Mayo Clinic, Division of Rheumatology, Department of Immunology Rochester, MN, USA.
Front Genet. 2014 Nov 25;5:418. doi: 10.3389/fgene.2014.00418. eCollection 2014.
In the autoimmune disease systemic lupus erythematosus (SLE), our normal antiviral defenses are inappropriately activated, resulting in over-activity of the type I interferon (IFN) pathway. This increased activity of the type I IFN pathway is an important primary pathogenic factor in the disease. Emerging evidence has implicated the antiviral helicases in this process. The antiviral helicases normally function as nucleic acid receptors in viral immunity. Genetic variations in antiviral helicase genes have been associated with SLE, supporting the idea that helicase pathways are involved in the primary pathogenesis of SLE. Studies have documented functional consequences of these genetic variations within the type I IFN pathway in human cell lines and SLE patients. In this review, we summarize the function of helicases in the anti-viral immune response, and how this response is dysregulated in SLE patients. In particular, we will focus on known functional genetic polymorphisms in the IFIH1 (MDA5) and mitochondrial antiviral signaling protein genes which have been implicated in human SLE. These data provide fascinating evidence for dysregulation of helicase-mediated innate immunity in SLE, and may support novel therapeutic strategies in the disease.

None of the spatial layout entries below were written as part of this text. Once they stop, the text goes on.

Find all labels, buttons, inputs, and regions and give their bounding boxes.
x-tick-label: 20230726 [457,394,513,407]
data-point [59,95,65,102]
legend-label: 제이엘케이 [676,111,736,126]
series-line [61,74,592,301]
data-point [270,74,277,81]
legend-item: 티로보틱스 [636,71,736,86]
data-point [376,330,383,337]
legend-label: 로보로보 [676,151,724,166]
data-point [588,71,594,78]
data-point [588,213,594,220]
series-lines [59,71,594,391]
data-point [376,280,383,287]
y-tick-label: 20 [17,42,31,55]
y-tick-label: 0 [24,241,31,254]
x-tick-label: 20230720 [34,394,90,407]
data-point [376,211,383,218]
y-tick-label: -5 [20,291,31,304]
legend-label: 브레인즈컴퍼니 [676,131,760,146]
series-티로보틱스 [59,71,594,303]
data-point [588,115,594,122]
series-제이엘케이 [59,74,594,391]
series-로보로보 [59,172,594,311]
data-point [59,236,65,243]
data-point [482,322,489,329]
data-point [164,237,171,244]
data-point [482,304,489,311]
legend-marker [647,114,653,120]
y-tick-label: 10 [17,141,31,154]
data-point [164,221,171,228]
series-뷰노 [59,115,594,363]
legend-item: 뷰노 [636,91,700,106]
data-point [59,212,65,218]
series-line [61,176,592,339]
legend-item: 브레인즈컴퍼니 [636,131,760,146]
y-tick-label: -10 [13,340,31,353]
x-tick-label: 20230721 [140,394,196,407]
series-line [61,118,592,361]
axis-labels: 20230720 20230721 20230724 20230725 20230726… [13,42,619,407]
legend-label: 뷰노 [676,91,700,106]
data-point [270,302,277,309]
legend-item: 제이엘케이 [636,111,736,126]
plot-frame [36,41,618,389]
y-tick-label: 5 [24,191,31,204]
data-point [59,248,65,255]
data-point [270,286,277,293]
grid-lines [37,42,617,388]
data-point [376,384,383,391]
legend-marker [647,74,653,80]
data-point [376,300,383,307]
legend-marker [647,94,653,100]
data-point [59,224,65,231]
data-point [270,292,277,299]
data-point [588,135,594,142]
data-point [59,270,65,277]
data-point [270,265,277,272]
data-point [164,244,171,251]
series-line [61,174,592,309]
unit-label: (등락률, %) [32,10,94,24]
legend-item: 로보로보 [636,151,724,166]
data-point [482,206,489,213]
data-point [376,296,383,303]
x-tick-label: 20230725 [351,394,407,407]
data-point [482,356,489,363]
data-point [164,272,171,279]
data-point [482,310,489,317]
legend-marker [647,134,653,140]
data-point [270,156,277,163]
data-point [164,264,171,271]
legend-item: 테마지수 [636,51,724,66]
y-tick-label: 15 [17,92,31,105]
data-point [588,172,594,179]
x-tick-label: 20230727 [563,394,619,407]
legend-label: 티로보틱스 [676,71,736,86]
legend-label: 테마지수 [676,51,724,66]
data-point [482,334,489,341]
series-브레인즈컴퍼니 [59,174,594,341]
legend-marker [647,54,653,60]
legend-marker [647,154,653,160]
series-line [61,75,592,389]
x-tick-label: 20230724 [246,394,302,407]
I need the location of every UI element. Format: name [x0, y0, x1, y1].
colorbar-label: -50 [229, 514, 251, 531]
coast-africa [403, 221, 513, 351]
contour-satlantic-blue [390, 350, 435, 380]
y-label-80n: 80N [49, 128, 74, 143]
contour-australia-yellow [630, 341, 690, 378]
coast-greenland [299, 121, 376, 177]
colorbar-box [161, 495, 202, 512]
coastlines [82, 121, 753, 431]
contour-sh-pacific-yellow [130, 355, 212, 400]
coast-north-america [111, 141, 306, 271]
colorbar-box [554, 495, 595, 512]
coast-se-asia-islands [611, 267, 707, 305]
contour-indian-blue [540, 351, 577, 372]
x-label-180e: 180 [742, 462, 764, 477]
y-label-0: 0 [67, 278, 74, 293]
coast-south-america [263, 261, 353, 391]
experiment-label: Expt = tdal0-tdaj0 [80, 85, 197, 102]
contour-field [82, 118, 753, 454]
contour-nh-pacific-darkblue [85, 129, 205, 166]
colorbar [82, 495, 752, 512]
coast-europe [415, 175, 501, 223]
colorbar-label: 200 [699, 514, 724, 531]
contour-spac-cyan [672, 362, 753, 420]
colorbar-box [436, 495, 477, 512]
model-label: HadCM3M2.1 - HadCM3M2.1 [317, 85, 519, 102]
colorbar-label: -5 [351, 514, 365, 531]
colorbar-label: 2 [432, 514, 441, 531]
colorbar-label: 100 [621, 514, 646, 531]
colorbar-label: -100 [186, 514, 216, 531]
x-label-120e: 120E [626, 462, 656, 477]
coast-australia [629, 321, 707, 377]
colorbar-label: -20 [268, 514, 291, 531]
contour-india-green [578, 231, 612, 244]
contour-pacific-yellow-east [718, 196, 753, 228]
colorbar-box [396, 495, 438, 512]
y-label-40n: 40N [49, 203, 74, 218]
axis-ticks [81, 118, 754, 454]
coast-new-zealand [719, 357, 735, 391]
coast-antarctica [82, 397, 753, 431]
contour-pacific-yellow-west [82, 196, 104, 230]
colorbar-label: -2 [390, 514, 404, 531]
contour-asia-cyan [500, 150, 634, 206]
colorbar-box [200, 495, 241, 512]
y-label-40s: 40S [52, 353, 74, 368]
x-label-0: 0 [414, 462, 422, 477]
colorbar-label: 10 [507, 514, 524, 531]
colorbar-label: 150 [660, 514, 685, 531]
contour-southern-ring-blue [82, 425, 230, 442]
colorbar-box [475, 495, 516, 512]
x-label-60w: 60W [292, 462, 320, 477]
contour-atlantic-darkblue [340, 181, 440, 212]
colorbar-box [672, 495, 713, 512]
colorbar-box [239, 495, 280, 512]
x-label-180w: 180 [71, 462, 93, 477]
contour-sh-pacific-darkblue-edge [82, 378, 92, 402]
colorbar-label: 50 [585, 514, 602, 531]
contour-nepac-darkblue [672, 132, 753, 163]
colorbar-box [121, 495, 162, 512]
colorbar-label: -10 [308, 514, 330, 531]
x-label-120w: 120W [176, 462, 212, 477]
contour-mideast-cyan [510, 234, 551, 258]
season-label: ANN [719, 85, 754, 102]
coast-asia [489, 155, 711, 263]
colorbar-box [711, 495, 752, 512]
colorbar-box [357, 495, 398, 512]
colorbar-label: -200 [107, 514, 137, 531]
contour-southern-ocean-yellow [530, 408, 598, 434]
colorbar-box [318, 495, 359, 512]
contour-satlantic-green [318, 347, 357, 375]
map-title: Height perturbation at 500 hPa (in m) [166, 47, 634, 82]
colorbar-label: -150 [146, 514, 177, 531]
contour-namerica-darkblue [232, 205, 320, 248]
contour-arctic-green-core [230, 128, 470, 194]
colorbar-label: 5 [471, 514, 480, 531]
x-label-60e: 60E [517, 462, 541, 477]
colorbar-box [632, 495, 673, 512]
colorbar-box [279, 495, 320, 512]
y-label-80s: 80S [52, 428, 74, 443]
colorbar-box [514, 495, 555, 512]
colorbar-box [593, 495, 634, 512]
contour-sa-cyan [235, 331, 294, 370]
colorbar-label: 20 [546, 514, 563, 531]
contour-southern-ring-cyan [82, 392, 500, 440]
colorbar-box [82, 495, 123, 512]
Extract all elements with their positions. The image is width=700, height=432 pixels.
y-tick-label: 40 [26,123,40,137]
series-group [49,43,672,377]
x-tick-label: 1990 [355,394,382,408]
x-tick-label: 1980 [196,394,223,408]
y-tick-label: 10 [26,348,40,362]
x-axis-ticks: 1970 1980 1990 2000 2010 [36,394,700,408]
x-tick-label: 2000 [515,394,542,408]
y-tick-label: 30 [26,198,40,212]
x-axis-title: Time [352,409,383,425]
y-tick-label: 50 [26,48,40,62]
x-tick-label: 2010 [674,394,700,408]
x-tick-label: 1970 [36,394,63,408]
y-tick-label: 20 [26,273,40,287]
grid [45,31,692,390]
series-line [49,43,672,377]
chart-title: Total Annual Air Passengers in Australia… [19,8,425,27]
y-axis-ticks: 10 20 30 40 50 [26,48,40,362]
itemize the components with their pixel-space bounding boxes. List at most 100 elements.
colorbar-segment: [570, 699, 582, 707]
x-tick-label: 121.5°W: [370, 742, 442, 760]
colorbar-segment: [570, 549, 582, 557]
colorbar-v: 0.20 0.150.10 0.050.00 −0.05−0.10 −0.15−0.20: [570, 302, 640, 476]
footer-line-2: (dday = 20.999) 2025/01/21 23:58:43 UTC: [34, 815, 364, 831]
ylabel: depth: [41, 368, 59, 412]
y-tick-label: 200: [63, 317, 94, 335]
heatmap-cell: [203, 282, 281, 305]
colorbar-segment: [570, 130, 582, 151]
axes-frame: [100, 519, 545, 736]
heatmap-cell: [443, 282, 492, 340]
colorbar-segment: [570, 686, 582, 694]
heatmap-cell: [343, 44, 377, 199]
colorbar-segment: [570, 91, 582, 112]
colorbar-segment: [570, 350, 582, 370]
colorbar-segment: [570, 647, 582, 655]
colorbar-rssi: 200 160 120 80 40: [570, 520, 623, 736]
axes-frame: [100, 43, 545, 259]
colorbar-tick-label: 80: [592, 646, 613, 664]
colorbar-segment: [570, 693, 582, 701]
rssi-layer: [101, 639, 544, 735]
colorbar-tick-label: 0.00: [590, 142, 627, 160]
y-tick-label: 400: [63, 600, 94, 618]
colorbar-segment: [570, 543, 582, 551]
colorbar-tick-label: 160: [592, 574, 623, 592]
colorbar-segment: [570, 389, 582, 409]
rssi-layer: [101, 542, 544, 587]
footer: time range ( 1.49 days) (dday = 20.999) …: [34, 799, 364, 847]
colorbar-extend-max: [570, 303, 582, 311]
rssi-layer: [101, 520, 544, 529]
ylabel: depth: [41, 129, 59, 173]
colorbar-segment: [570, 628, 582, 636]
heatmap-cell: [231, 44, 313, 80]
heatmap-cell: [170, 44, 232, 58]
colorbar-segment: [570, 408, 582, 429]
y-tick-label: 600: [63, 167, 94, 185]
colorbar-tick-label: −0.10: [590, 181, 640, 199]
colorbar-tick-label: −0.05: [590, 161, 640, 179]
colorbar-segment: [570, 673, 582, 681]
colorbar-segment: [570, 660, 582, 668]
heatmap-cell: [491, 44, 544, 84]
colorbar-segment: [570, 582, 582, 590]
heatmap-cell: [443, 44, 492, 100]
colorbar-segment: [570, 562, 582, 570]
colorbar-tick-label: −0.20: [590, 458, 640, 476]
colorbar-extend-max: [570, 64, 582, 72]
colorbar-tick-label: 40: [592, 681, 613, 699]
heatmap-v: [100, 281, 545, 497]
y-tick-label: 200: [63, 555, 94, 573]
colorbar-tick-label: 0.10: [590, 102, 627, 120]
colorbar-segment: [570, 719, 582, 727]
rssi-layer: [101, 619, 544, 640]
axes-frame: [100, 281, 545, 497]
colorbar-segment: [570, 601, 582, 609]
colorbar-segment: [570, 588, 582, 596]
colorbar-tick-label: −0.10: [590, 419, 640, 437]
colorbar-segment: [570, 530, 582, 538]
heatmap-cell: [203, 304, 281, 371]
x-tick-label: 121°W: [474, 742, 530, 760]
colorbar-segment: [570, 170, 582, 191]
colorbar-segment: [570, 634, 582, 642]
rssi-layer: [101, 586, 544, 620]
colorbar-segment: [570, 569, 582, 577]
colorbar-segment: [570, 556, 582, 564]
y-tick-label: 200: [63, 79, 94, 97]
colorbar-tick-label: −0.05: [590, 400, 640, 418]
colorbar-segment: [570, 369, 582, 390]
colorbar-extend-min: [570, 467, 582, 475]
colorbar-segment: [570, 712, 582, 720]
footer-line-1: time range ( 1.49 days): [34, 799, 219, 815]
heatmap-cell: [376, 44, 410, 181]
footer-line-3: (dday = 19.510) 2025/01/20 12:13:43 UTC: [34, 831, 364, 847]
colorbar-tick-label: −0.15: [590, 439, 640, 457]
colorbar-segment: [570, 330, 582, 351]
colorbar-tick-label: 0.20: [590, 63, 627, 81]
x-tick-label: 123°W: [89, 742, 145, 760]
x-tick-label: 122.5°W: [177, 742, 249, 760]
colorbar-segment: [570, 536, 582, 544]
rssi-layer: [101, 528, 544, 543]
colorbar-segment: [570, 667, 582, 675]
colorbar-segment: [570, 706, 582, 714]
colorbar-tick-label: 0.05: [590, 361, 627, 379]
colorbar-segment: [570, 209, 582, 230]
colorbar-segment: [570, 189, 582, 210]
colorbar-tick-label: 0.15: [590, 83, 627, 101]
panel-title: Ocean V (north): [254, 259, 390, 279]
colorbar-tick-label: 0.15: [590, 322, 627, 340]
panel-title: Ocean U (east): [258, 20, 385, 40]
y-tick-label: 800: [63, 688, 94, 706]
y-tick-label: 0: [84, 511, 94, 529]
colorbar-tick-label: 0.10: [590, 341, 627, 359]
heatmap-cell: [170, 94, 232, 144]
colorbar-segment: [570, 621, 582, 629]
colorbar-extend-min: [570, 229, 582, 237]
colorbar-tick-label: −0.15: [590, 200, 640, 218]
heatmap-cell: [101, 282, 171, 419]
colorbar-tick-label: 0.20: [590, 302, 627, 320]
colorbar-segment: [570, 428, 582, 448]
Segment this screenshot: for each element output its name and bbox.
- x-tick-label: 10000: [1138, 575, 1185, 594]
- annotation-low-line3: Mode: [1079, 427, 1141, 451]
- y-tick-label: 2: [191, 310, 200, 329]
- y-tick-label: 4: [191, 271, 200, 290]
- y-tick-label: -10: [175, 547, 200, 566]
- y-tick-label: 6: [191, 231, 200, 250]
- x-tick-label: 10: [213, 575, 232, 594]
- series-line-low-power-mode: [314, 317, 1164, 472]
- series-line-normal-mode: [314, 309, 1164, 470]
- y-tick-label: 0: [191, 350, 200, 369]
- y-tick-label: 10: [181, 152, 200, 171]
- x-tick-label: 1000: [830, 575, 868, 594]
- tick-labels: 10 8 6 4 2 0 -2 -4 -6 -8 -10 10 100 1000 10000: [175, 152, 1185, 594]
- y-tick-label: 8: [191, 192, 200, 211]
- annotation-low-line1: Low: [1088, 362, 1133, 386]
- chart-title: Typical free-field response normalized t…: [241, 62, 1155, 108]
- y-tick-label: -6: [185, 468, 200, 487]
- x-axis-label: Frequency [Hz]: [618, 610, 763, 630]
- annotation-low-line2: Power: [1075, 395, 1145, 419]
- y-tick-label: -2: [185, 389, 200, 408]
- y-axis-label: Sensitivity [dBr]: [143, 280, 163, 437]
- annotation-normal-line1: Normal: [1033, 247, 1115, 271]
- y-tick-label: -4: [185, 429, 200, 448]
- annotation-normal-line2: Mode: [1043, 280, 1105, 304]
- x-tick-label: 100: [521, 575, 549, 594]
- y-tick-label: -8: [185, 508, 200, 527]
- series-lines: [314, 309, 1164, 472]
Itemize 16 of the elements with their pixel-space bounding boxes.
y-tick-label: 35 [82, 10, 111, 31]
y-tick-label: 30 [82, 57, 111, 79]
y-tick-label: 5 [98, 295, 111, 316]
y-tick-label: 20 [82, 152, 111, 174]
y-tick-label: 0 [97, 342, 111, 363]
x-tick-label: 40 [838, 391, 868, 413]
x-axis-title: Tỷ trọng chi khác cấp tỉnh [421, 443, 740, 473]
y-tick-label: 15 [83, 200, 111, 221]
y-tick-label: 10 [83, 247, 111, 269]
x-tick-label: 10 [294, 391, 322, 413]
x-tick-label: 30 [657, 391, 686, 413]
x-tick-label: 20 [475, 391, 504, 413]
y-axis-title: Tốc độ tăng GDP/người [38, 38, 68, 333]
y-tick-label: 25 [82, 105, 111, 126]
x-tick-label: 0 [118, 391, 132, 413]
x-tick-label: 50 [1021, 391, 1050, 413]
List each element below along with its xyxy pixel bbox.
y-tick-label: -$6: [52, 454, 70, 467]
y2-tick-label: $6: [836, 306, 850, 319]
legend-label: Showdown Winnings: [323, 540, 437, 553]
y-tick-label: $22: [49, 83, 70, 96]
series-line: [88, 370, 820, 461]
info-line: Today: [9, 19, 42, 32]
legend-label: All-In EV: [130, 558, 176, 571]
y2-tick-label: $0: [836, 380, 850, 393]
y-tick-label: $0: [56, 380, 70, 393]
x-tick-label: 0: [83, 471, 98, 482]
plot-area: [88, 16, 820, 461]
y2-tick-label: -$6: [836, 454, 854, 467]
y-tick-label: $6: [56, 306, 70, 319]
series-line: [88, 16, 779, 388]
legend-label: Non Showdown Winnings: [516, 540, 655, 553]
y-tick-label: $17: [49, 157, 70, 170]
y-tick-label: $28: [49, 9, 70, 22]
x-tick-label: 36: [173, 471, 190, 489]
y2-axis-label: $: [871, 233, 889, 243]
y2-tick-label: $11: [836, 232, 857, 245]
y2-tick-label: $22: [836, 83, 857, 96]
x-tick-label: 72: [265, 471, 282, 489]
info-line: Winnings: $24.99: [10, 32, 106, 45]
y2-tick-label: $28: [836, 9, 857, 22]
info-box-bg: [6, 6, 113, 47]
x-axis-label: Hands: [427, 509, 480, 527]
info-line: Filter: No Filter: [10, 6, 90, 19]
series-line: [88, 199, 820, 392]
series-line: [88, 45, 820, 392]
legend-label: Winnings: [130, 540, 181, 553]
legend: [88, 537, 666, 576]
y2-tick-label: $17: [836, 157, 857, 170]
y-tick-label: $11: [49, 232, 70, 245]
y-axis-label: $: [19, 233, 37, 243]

在自身免疫性疾病系统性红斑狼疮(SLE)中,我们正常的抗病毒防御机制被不恰当地激活,导致I型干扰素(IFN)通路过度活跃。I型干扰素通路的这种活性增加是该疾病的一个重要主要致病因素。新出现的证据表明抗病毒解旋酶参与了这一过程。抗病毒解旋酶通常在病毒免疫中作为核酸受体发挥作用。抗病毒解旋酶基因的遗传变异与SLE有关,支持了解旋酶通路参与SLE主要发病机制的观点。研究记录了这些遗传变异在人类细胞系和SLE患者I型干扰素通路中的功能后果。在本综述中,我们总结了解旋酶在抗病毒免疫反应中的功能,以及SLE患者中这种反应是如何失调的。特别是,我们将重点关注IFIH1(MDA5)和线粒体抗病毒信号蛋白基因中已知的功能性遗传多态性,这些基因与人类SLE有关。这些数据为SLE中解旋酶介导的先天免疫失调提供了引人入胜的证据,并可能支持该疾病的新治疗策略。